Charlotte Eaton commented on the importance of this initiative, “People are at the centre of our mission at OVO, which is why we are committed to investing in our teams through learning and reskilling opportunities. Without significant investment in the green workforce, the UK risks losing its place as a world leader in net zero. We need more people to help us on our mission to install electric vehicle chargers, heat pumps, solar and insulate homes across the UK.

“The green skills gap facing our country is one of the biggest challenges we’re facing as a country, and we can’t do it alone. Our ambitious plan is pioneering a new generation who have the opportunity to shape the green skilled industry for many years to come.”

Gudrun Cartwright, BITC’s Climate Action Director, also emphasised the broader implications of this skills shortage, “Developing the skills needed to deliver a just transition to a net zero, resilient future is critical for every business. While most people think of the technical skills needed to retrofit buildings, install renewable energy or service electric vehicles, BITC’s work with businesses has identified that these skills are just the tip of the iceberg.”
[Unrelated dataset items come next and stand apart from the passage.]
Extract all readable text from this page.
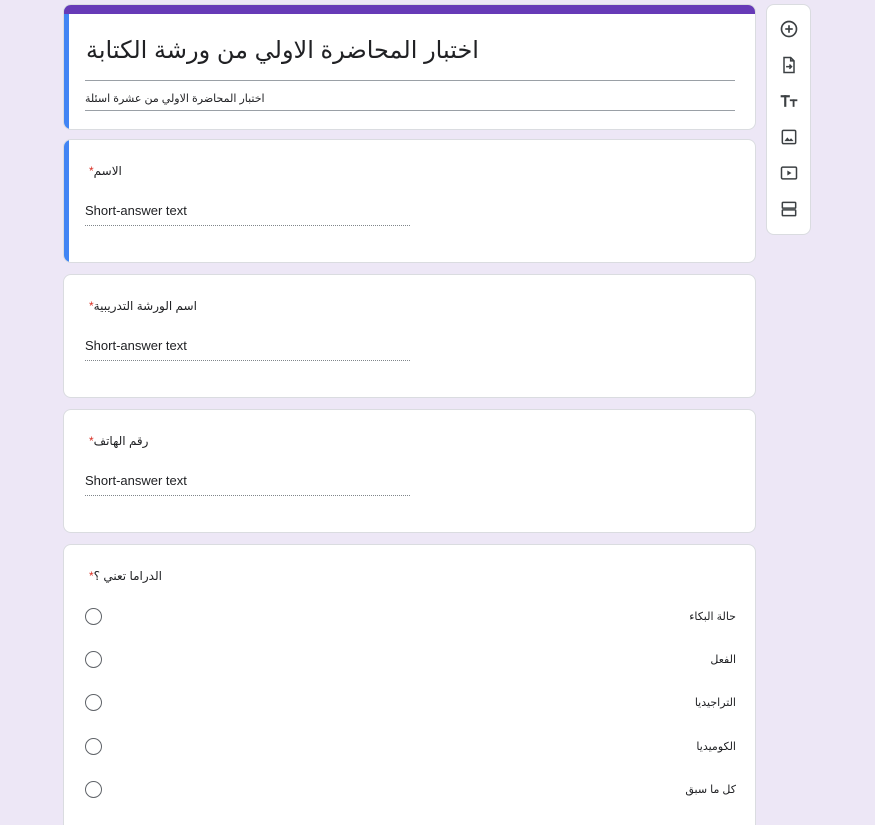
اختبار المحاضرة الاولي من ورشة الكتابة
اختبار المحاضرة الاولي من عشرة اسئلة
الاسم*
Short-answer text
اسم الورشة التدريبية*
Short-answer text
رقم الهاتف*
Short-answer text
الدراما تعني ؟*
حالة البكاء
الفعل
التراجيديا
الكوميديا
كل ما سبق
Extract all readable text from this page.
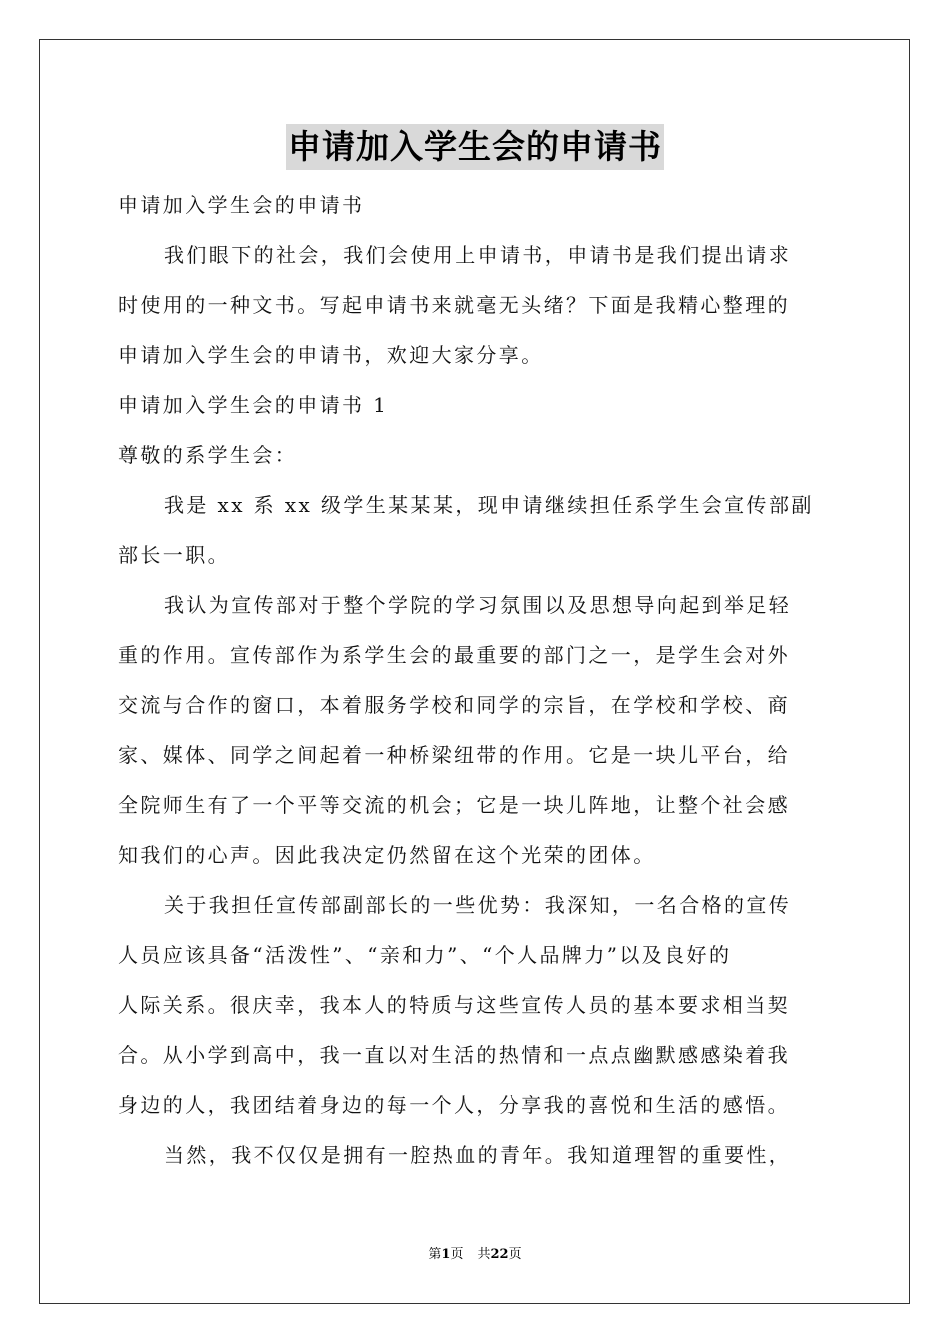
申请加入学生会的申请书
申请加入学生会的申请书
我们眼下的社会，我们会使用上申请书，申请书是我们提出请求
时使用的一种文书。写起申请书来就毫无头绪？下面是我精心整理的
申请加入学生会的申请书，欢迎大家分享。
申请加入学生会的申请书 1
尊敬的系学生会：
我是 xx 系 xx 级学生某某某，现申请继续担任系学生会宣传部副
部长一职。
我认为宣传部对于整个学院的学习氛围以及思想导向起到举足轻
重的作用。宣传部作为系学生会的最重要的部门之一，是学生会对外
交流与合作的窗口，本着服务学校和同学的宗旨，在学校和学校、商
家、媒体、同学之间起着一种桥梁纽带的作用。它是一块儿平台，给
全院师生有了一个平等交流的机会；它是一块儿阵地，让整个社会感
知我们的心声。因此我决定仍然留在这个光荣的团体。
关于我担任宣传部副部长的一些优势：我深知，一名合格的宣传
人员应该具备“活泼性”、“亲和力”、“个人品牌力”以及良好的
人际关系。很庆幸，我本人的特质与这些宣传人员的基本要求相当契
合。从小学到高中，我一直以对生活的热情和一点点幽默感感染着我
身边的人，我团结着身边的每一个人，分享我的喜悦和生活的感悟。
当然，我不仅仅是拥有一腔热血的青年。我知道理智的重要性，
第1页 共22页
“There is a real need for business leaders to build the culture and capabilities to enable their current and future workforce to be flexible and better able to adapt to a changing world. Embracing essential skills for all, empowering changemakers with the authority to innovate and open doors to people who may have barriers to employment are key actions to ensure that this transformation is fair and inclusive. So, a new approach to leadership is vital. One that holds the gaze of the scale of transformation needed, has the humility to recognise that nobody has all the answers and that prioritises the responsibility that businesses have to be part of accelerating progress towards a net zero, resilient future where businesses prosper, and people and nature thrive.”